Donegal performed what is quickly becoming their party piece earlier today at McHale Park in Castlebar, scoring a last second goal to snatch the points, but so what? We learn more from reverses than successes, and as such Mayo can consider themselves to have done a full semester’s work this afternoon. All was sweetness and light last year in the League, and the team ended up going down a blind alley when summer arrived. Whatever else we may say of this year’s league campaign, Mayo do not seem likely to repeat that particular mistake. This year, they seem to be trying a completely different mistake.
Of course, An Spailpín Fánach’s equanimity in this matter is hardly unrelated to the fact I didn’t travel to Castlebar – had I had the four hours’ stewing in the car on the way back I might be feeling entirely different tonight. Your faithful narrator did try replicate match conditions by avoiding all media prior to the TG4 delayed transmission, meaning that Donegal’s Eamon McGee crashing home his winning goal in the fourth additional minute came as much as an unpleasant bolt from the blue as it did to Castlebar throng.
Your faithful narrator phoned two of the leading football minds in the county Mayo this evening for further analysis. The worry at home is real, not least in the absence of a pattern from management, any trace of a long term plan. It’s very hard to figure out what exactly Johnno is thinking as regards the Big Picture – last year he had the forwards playing off Barry Moran inside, whereas now the big Castlebar Mitchell is no-where to be seen, and Mayo played with a two (small) man inside line. Conor racked up the frees but once the Donegal backs copped themselves on a biteen in the second half, that scoring avenue dried up, and Plan B did not emerge. Vladimir and Estragon never waited on Godot as Mayo wait on Plan B.
But no matter – as no Mayo man can repeat often enough, it’s only the League. And maybe there’s no long term plan showing from Johnno because he hasn’t thought of one yet – it’s not like it’s been straight-forward before. If it takes until the third Sunday in September for it all to come together and Mayo have dropped a division in the meantime that will all be jake with An Spailpín Fánach. We’ve tried the other way, peaking in the Hyde on Garland Sunday only to run out of the gas by September. This February anxiety is a small price to pay.

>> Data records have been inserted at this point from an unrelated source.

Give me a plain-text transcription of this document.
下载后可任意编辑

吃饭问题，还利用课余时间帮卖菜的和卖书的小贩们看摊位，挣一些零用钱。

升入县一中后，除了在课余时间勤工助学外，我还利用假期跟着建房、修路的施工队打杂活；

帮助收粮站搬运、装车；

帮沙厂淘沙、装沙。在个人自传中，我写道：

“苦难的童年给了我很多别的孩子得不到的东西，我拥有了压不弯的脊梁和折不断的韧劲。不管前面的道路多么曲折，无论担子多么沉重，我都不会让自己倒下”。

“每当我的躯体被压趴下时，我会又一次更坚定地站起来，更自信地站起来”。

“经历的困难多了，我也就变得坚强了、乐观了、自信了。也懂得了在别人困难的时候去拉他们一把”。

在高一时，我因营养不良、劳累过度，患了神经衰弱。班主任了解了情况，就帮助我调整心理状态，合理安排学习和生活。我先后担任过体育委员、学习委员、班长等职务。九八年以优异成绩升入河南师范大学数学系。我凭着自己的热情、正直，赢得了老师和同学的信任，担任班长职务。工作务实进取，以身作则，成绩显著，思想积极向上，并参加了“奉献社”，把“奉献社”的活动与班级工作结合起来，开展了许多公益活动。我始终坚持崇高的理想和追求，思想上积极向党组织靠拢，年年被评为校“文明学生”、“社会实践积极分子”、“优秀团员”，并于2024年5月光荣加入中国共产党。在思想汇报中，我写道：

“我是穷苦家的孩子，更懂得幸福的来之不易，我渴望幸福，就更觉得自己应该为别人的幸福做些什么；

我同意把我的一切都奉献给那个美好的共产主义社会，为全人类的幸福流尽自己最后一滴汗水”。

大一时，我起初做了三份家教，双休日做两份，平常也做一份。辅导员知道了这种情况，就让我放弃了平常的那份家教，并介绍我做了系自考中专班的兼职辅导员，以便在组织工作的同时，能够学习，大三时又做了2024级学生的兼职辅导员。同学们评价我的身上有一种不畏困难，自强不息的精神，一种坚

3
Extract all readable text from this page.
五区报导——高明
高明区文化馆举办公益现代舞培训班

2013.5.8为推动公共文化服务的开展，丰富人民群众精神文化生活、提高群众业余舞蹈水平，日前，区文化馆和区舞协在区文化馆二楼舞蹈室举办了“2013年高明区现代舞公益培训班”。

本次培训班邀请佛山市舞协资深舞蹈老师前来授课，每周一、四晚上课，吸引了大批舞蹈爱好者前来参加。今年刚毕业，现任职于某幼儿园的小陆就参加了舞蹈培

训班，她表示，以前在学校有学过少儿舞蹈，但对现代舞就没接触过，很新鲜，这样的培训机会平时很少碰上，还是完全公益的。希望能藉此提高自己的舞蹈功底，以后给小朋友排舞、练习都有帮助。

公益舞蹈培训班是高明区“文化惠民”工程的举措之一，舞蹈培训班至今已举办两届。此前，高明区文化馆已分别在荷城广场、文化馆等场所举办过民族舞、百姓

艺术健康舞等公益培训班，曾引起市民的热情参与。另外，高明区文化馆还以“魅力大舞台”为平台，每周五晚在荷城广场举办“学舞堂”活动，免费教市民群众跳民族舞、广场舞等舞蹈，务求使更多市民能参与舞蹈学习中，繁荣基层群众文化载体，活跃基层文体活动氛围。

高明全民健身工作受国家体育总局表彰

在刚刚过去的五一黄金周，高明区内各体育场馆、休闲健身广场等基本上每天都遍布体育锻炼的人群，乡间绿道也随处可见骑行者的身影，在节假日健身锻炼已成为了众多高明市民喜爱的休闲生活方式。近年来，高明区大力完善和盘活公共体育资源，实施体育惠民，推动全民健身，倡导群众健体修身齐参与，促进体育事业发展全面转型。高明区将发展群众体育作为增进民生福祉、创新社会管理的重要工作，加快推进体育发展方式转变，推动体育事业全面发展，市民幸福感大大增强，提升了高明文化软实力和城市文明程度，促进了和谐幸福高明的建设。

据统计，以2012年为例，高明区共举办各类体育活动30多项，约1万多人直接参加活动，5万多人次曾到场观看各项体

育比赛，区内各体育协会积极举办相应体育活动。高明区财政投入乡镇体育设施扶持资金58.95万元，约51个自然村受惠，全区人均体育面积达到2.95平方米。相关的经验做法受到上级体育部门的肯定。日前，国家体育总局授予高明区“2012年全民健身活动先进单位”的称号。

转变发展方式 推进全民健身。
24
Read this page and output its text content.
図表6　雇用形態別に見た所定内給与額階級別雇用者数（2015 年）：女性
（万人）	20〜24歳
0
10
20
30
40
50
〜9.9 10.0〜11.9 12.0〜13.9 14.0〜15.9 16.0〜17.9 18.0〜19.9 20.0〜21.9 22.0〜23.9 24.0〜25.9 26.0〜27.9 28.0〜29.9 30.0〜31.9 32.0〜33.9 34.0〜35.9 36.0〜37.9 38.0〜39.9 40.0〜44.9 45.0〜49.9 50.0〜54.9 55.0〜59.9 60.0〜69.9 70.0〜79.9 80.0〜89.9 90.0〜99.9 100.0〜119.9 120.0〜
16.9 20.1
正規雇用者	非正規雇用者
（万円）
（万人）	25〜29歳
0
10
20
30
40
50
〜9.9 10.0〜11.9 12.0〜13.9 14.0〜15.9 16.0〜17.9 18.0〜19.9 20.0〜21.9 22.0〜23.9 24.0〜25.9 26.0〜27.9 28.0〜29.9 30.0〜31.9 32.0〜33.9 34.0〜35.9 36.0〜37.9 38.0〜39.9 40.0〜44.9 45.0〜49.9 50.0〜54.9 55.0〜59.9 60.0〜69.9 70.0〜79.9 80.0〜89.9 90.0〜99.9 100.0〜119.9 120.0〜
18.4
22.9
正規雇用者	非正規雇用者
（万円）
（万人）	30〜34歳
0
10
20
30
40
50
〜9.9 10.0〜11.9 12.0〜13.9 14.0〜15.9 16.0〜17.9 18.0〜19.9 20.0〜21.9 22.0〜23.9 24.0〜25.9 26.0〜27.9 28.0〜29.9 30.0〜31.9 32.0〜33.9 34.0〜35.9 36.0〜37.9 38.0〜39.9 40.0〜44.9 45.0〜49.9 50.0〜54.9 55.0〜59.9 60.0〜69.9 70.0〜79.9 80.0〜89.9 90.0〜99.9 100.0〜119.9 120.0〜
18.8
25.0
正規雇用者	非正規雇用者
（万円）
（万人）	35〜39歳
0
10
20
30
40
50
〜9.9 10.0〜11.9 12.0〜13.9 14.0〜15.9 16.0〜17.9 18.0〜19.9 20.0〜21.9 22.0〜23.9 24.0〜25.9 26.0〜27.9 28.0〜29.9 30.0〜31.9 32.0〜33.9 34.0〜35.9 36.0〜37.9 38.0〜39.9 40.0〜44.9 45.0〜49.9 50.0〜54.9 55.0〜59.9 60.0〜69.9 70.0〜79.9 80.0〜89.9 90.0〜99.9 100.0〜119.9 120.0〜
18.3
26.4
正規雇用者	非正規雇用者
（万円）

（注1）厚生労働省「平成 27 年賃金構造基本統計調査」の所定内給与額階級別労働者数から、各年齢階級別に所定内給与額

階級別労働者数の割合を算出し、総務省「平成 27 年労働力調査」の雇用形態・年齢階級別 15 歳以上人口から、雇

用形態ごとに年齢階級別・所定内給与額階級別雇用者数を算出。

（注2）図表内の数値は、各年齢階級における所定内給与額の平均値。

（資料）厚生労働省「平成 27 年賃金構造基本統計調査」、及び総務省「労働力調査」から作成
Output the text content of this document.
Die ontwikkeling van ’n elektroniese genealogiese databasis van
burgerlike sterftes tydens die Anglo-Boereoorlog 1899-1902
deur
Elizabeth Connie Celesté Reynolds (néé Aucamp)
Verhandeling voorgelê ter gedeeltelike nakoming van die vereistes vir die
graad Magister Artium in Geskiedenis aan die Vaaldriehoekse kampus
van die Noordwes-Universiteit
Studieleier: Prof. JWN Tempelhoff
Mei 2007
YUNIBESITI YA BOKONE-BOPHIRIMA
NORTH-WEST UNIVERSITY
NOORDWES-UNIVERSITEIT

That said, a spot of leadership wouldn’t go amiss out there. An Spailpín is delighted that Billy Padden had another good game at fullback – the criticism that great man gets beggars belief – but there was no-one up the field who was willing to take the bull by the horns when Donegal were listing towards the end of the first half and administer the coup de grâce by breaking the bull’s bloody neck and putting an end to the thing. Mayo are utterly reliant on Conor upfront, as the magnificent and comprehensive stats page of the Mayo GAA Blog clearly display. A few of those boys are going to have to step up there; let’s hope they do so in Portlaoise. While it may be only the League, losing can be become a habit, and that wouldn’t be a great idea either.